По этим изречениям я не сужу об уме самого Андреева, только спрашиваю, знает ли он или не знает, что его герои одарены нечаянным и самоубийственным остроумием Козьмы Пруткова.

Иногда говорят они в стихах:

Небо так ясно, солнце прекрасно,

Солнце зовет.

В веселой работе, чужды заботе,

Братья, вперед.

Грозы и бури ясной лазури

Не победят.

Под бури покровом в мраке грозовом

Молньи горят.

Может быть, этот пролетарский гимн солнцу внушен благородными чувствами, но стихи все-таки прескверные.

Красноречие дурного вкуса особенно тягостно там, где речь идет о самом святом для Андреева и для его читателей.

«Гибнет свобода, бедная невеста в белых цветах, обретшая гибель в час брачного торжества. Но, чу. Слышен топот. Идут. Словно десятки гигантских барабанов отбивают густую тревожную дробь. Трам-трам-трам. Идут предместья. Идут защищать свободу. Разве можно удержать падающую лавину? Кто осмелится сказать землетрясению: досюда земля твоя, а дальше не трогай… Так это народ! И гордость, и чувство силы, и жажда великой, еще не виданной свободы. Свободный народ — какое счастье! Трам-трам-трам… Гремит революционная песня… К оружию, граждане! Собирайтесь в батальоны! Идем, идем!.. Спасена свобода!»

Да ведь это же Кукольник: «Рука Всевышнего отечество спасла» или

Гром победы, раздавайся,

Веселися, храбрый Росс!

вывернутые наизнанку. Революционная казенщина, которая хуже правительственной. Стиль аракчеевских казарм в стиле «военной диктатуры пролетариата». Стоило начинать революцию, чтобы не найти в ней ничего, кроме «трам-трам-трам». Неужели Андреев не чувствует, что такие молитвы — кощунство.

Как все, кто не владеет языком, он его насилует.

В рассказе «Так было» речь идет о героях французской революции. Они, говорит Андреев, «любимые дети грозных дней — окровавленных голов, которые носят на пиках, как тыквы; мясистых, губчатых сердец, из которых выжимают кровь; могучих титанических речей, где слово острее кинжала и мысль беспощаднее, чем порох. Покорные воле державного народа, они вызвали призрак таинственной власти — сейчас, холодные, как ученые анатомы, как судьи, как палачи, они исследуют его голубое сияние, пугающее невежд и суеверов, разнимут его призрачные члены, найдут черный яд тирании и предадут его последней казни».

Что это значит? «Дети дней — губчатых сердец — исследуют голубое сияние призрака власти и предают казни яд тирании».

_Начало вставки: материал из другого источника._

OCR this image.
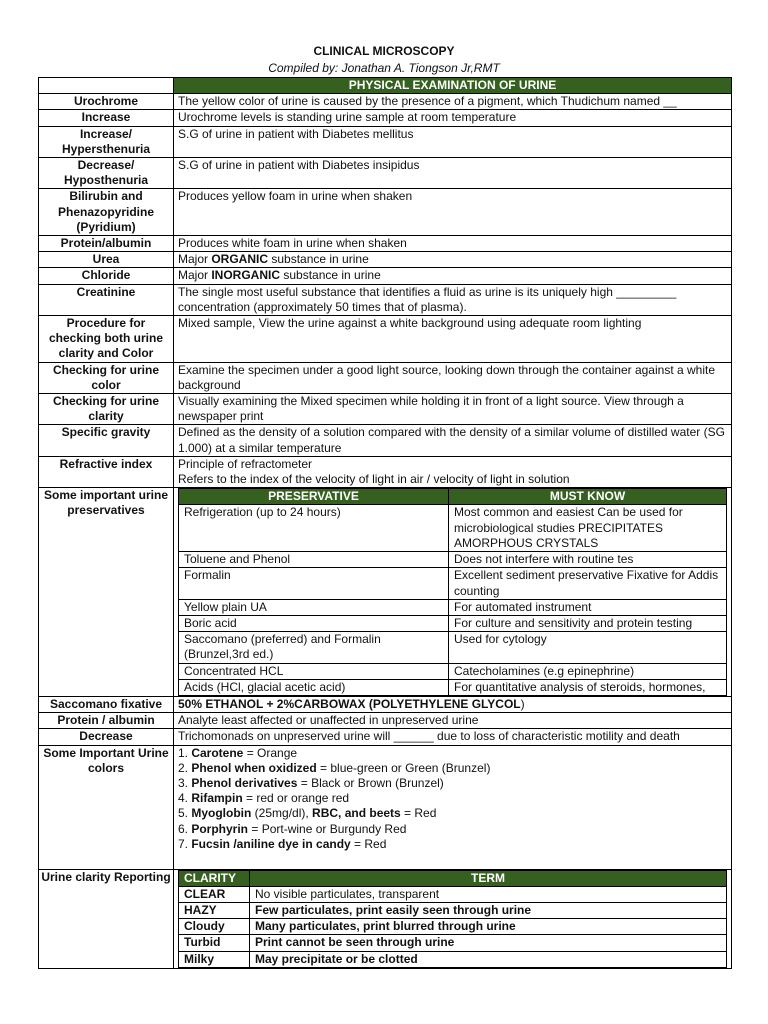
CLINICAL MICROSCOPY
Compiled by: Jonathan A. Tiongson Jr,RMT
	PHYSICAL EXAMINATION OF URINE
Urochrome	The yellow color of urine is caused by the presence of a pigment, which Thudichum named __
Increase	Urochrome levels is standing urine sample at room temperature
Increase/ Hypersthenuria	S.G of urine in patient with Diabetes mellitus
Decrease/ Hyposthenuria	S.G of urine in patient with Diabetes insipidus
Bilirubin and Phenazopyridine (Pyridium)	Produces yellow foam in urine when shaken
Protein/albumin	Produces white foam in urine when shaken
Urea	Major ORGANIC substance in urine
Chloride	Major INORGANIC substance in urine
Creatinine	The single most useful substance that identifies a fluid as urine is its uniquely high _________ concentration (approximately 50 times that of plasma).
Procedure for checking both urine clarity and Color	Mixed sample, View the urine against a white background using adequate room lighting
Checking for urine color	Examine the specimen under a good light source, looking down through the container against a white background
Checking for urine clarity	Visually examining the Mixed specimen while holding it in front of a light source. View through a newspaper print
Specific gravity	Defined as the density of a solution compared with the density of a similar volume of distilled water (SG 1.000) at a similar temperature
Refractive index	Principle of refractometer
Refers to the index of the velocity of light in air / velocity of light in solution

Some important urine preservatives	
PRESERVATIVE	MUST KNOW
Refrigeration (up to 24 hours)	Most common and easiest Can be used for microbiological studies PRECIPITATES AMORPHOUS CRYSTALS
Toluene and Phenol	Does not interfere with routine tes
Formalin	Excellent sediment preservative Fixative for Addis counting
Yellow plain UA	For automated instrument
Boric acid	For culture and sensitivity and protein testing
Saccomano (preferred) and Formalin (Brunzel,3rd ed.)	Used for cytology
Concentrated HCL	Catecholamines (e.g epinephrine)
Acids (HCl, glacial acetic acid)	For quantitative analysis of steroids, hormones,

Saccomano fixative	50% ETHANOL + 2%CARBOWAX (POLYETHYLENE GLYCOL)
Protein / albumin	Analyte least affected or unaffected in unpreserved urine
Decrease	Trichomonads on unpreserved urine will ______ due to loss of characteristic motility and death
Some Important Urine colors	
1. Carotene = Orange
2. Phenol when oxidized = blue-green or Green (Brunzel)
3. Phenol derivatives = Black or Brown (Brunzel)
4. Rifampin = red or orange red
5. Myoglobin (25mg/dl), RBC, and beets = Red
6. Porphyrin = Port-wine or Burgundy Red
7. Fucsin /aniline dye in candy = Red

Urine clarity Reporting	CLARITY	TERM
CLEAR	No visible particulates, transparent
HAZY	Few particulates, print easily seen through urine
Cloudy	Many particulates, print blurred through urine
Turbid	Print cannot be seen through urine
Milky	May precipitate or be clotted
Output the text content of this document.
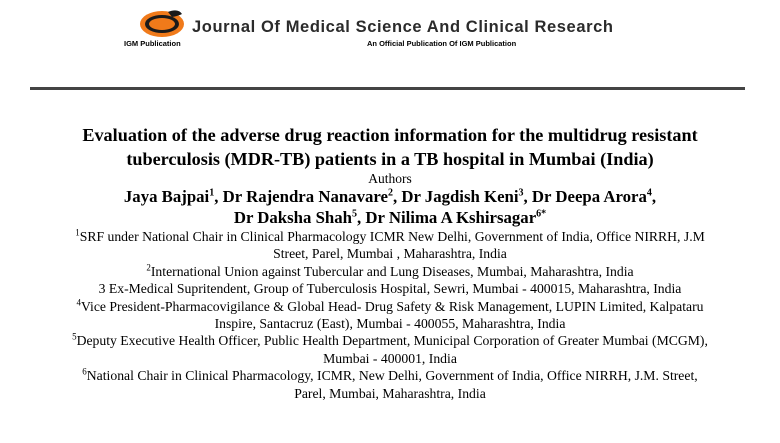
IGM Publication
Journal Of Medical Science And Clinical Research
An Official Publication Of IGM Publication
Evaluation of the adverse drug reaction information for the multidrug resistant tuberculosis (MDR-TB) patients in a TB hospital in Mumbai (India)
Authors
Jaya Bajpai$^1$, Dr Rajendra Nanavare$^2$, Dr Jagdish Keni$^3$, Dr Deepa Arora$^4$,
Dr Daksha Shah$^5$, Dr Nilima A Kshirsagar$^{6*}$
$^1$SRF under National Chair in Clinical Pharmacology ICMR New Delhi, Government of India, Office NIRRH, J.M Street, Parel, Mumbai , Maharashtra, India
$^2$International Union against Tubercular and Lung Diseases, Mumbai, Maharashtra, India
3 Ex-Medical Supritendent, Group of Tuberculosis Hospital, Sewri, Mumbai - 400015, Maharashtra, India
$^4$Vice President-Pharmacovigilance & Global Head- Drug Safety & Risk Management, LUPIN Limited, Kalpataru Inspire, Santacruz (East), Mumbai - 400055, Maharashtra, India
$^5$Deputy Executive Health Officer, Public Health Department, Municipal Corporation of Greater Mumbai (MCGM), Mumbai - 400001, India
$^6$National Chair in Clinical Pharmacology, ICMR, New Delhi, Government of India, Office NIRRH, J.M. Street, Parel, Mumbai, Maharashtra, India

«О великий, могучий, правдивый и свободный русский язык! Не будь тебя, как не впасть в отчаяние? Но нельзя верить, чтобы такой язык не был дан великому народу». Не будем забывать, что без русского языка и русской революции не сделаешь. Кто из нас не возмутится, когда бесчестят женщину; отчего же мы не возмущаемся, когда бесчестят язык: ведь и он живой, ведь и он целомудренный. Есть преступления против языка, которые никому не прощаются.

Горько сознаться, что в русской революции дела, достойные титанов, совершаются под песни пигмеев, под такие гимназические вирши, как «Вставай, подымайся, рабочий народ». Неужели наша свобода родилась глухонемою, или это все еще древнее косноязычие рабов?